What is a Living Will, and Do I Need One?

I have had some questions recently about Living Wills. With COVID-19, and the concerns around it, it makes sense that people would be curious about what a Living Will does, and if it is beneficial to have one in place. It’s important to distinguish a Will from a Living Will. A Will involves distributing assets and property after someone dies. A Living will has nothing to do with assets or property. A Living Will ( also called an Advance Healthcare Directive) is an important document for End of Life Care. The purpose of a Living Will is to restrictdecline, or withdraw certain medical treatment when you are unable to make informed medical decisions AND you are terminally ill or in a permanently unconscious state. You should consider carefully whether you want to limit medical treatment under these circumstances. Much of the language and definitions below are from forms provided to legal practitioners by the Ohio State Bar Association.

What a Living Will Does

A Living Will is a legal document authorized by Ohio statute (R.C. §2133). Under Ohio law, a Living Will Declaration is applicable only to individuals in a terminal condition or a permanently unconscious state. If you wish to direct medical treatment in other circumstances, you should prepare a Health Care Power of Attorney. If you are in a terminal condition or a permanently unconscious state, this Living Will Declaration takes precedence over a Health Care Power of Attorney.

The Living Will allows you to choose to limit all forms of Life-sustaining Treatment. Life-sustaining Treatment is any medical procedure, treatment, intervention or other measure that, when administered to a patient, mainly prolongs the process of dying, including CPR, respirators, and nutrition and hydration. Your physician will have the authority, per your advance direction, to let you die naturally. Your physician will also have the authority, per your advance directive, to withdraw any such treatment if it is being administered.

If you are in a permanently unconscious state, you may choose not to receive nutrition and hydration if you specifically authorize the withholding or withdrawal of nutrition and hydration.

What a Living Will Does NOT Do

A living will does not allow family members to make the decision to provide Life-sustaining Treatment for you if you are terminally ill or in a permanently unconscious state, even if you have a healthcare power of attorney.

A living will does not allow your physician to withdraw treatment for Comfort Care. Comfort Care is any measure, medical or nursing procedure, treatment or intervention, including nutrition or hydration, that is taken to diminish a patient’s pain or discomfort, but not to postpone death.

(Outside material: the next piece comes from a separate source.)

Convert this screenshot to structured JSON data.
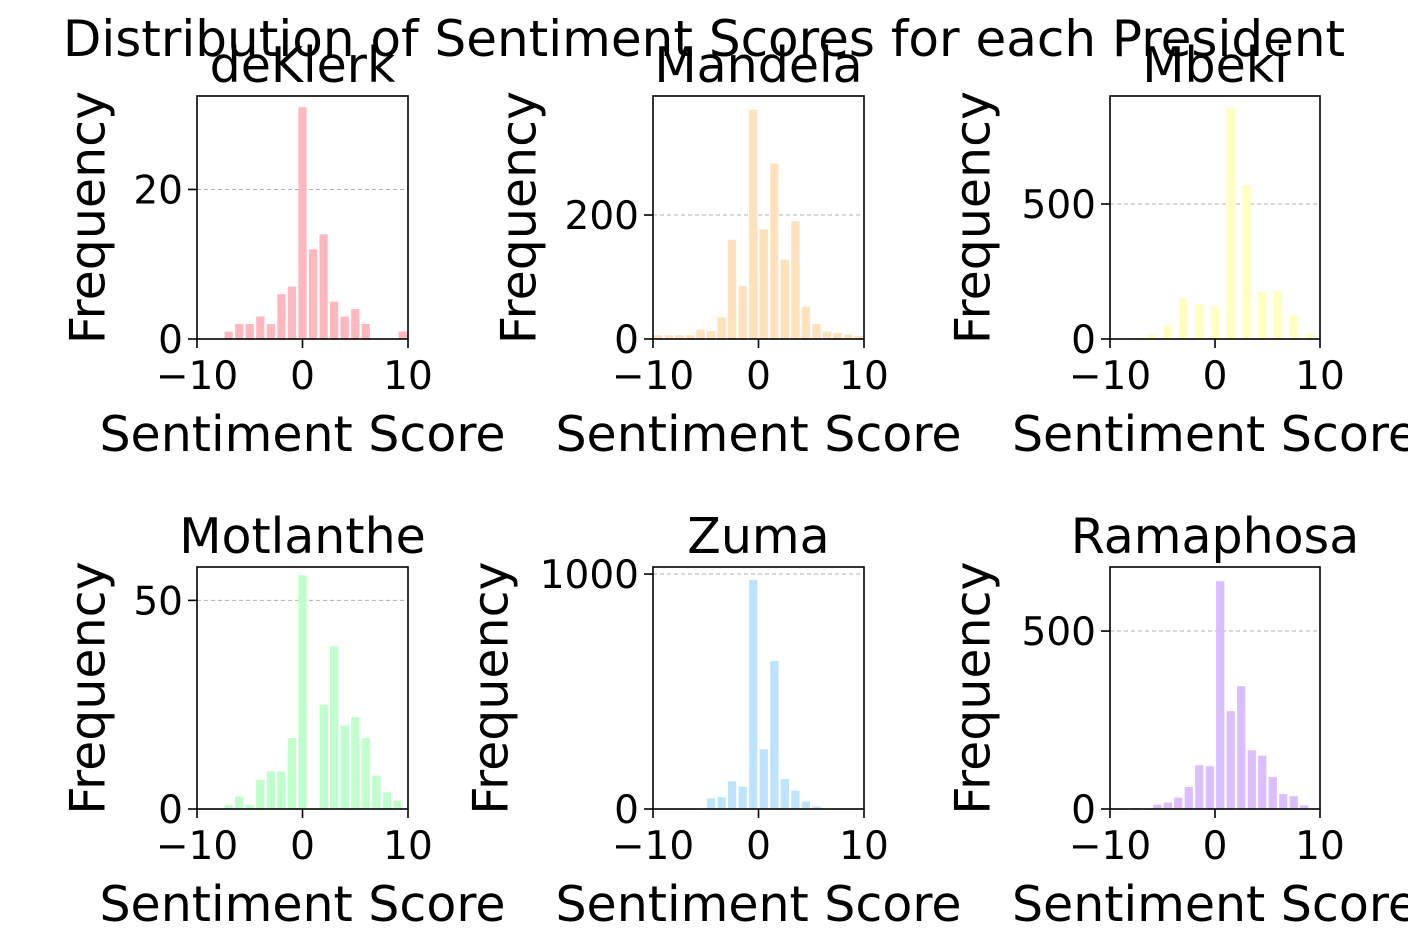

When You Should Consider a Living Will

If you do not wish to receive Life-sustaining Treatment to prolong your life in the event you cannot make your wishes known and become terminally ill or permanently unconscious, you should consider executing a Living Will.

If you have not discussed your end of life wishes with your next-of-kin or Attorney-in-fact appointed under your Health Care Power of Attorney, or you are unsure if these individuals would act in accordance with your wishes, you should consider executing a living will.

You have the ability to revoke a Living Will if you choose to. You should also review your Living Will if your medical situation changes. Any changes should only be made with the assistance of a qualified attorney.

The information contained in this blog is general in nature and should not be viewed, and is not intended by the author to be viewed, as legal advice. For specific legal advice, please discuss your situation with a qualified attorney.